1948-50’li yıllardan sonra ürettiği portrelerde, geometrik biçimler üzerine dayalı leke dağılımının fazla olduğu çalışmalardır. Bu yılların sanat anlayışı içerisinde olan köy yaşamı ve bu dönemin içerisinde yer alan kadın figürlerini, 1962 yılında Liman sergisiyle başlamış, Türkiye’nin farklı bölgelerini yansıtan, kültür ve geleneklerini açısından farklılıklar gösteren eserlerdir. Ayrıca eserlerinde kırsal yaşamın ağır yaşam şartları altında yer alan insanların ve gece kondu hayatlarını yansıtan kadın, erkek ve çocuk resimleri arasındadır (Giray, 2010:B 244).
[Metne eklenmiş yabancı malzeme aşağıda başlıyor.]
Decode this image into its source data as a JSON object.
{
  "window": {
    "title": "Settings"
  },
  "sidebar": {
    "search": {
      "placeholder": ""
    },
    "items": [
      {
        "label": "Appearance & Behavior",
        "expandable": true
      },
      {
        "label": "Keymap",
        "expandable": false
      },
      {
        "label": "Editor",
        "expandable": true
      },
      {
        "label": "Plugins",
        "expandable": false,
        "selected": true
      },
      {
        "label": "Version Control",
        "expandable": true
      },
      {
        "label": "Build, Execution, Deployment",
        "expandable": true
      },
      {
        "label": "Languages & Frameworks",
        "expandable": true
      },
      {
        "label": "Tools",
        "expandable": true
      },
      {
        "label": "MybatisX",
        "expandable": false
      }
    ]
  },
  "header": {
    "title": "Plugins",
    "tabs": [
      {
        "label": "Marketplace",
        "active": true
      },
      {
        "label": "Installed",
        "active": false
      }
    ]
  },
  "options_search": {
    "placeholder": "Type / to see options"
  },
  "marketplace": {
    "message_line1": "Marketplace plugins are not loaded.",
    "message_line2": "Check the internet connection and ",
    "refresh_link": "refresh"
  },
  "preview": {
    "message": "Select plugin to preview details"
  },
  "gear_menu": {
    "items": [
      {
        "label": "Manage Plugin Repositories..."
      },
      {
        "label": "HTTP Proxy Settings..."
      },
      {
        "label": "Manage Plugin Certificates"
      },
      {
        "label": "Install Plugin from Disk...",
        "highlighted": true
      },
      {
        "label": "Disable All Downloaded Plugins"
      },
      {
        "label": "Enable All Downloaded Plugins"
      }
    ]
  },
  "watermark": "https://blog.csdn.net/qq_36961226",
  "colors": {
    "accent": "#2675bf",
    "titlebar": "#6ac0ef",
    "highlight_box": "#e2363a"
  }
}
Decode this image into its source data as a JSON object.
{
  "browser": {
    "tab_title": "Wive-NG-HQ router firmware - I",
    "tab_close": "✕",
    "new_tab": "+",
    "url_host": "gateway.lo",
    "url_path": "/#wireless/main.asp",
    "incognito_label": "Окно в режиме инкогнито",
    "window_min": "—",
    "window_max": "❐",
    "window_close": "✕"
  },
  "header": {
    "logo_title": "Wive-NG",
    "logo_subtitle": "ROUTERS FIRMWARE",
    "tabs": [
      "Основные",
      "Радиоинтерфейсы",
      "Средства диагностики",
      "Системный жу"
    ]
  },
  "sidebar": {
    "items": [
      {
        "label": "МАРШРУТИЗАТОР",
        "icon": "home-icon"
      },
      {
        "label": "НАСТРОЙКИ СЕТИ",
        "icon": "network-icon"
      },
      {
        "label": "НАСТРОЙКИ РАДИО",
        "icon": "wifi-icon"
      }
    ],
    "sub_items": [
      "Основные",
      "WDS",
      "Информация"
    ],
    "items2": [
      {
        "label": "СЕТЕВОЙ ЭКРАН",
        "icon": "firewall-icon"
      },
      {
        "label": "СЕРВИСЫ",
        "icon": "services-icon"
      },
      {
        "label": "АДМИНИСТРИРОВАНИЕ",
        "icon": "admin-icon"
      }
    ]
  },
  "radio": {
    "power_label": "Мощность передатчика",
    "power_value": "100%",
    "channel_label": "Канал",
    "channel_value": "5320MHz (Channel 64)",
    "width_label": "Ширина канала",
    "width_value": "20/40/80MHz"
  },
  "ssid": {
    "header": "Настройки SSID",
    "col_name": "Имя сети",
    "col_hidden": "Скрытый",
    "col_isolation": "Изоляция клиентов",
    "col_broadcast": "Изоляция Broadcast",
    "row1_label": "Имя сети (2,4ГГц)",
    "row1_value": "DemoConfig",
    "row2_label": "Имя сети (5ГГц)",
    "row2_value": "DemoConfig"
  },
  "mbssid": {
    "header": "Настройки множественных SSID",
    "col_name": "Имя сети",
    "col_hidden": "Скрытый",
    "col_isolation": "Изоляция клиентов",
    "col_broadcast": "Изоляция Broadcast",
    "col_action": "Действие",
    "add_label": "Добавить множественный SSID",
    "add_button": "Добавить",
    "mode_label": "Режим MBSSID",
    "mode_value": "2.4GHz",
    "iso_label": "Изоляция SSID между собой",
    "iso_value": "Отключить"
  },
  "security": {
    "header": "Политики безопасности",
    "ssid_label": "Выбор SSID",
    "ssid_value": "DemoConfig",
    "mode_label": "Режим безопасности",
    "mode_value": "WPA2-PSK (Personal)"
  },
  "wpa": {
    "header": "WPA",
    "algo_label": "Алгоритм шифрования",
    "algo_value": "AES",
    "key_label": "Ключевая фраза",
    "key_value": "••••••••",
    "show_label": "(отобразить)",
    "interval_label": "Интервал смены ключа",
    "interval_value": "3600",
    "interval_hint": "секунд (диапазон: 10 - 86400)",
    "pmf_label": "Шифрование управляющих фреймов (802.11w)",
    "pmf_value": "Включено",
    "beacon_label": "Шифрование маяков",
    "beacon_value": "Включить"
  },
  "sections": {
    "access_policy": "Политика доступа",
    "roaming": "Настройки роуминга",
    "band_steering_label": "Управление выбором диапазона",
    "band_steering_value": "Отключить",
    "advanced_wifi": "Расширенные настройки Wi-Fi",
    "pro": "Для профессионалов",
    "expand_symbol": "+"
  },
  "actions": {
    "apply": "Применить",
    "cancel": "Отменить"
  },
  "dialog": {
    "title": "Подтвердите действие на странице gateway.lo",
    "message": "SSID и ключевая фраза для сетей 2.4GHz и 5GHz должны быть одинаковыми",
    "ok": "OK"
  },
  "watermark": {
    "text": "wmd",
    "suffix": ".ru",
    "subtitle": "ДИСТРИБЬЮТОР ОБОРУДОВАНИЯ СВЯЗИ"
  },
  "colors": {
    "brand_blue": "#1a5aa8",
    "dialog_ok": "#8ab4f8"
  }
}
Resim 8: Nuri İyem (1915-2005)Göçmen – 2002, Tuval Üzeri Yağlıboya Sanatçı 1950'de soyut anlayışlı eserler üretirken 1960’dan sonra ise soyut eserler yerine köyden kente göç eden insanların yaşam biçimi ve kadın porteleri gibi eserlerle ön plana çıkar. Nuri İyem ‘in resmini niteleyen başlıca elemanla figür olduğu

söylenebilir. Bu figürün bir parçası olan, kadın portrelerinde ise yüzdeki ifade gücü, Anadolu topraklarında yaşanan duygu ve düşünceleri vermektedir. Sanatçı resmin her türüyle ilgilenmiş olsa bile, kadın portrelerinin belirgin bir tekniği ve serileri gözükmektedir.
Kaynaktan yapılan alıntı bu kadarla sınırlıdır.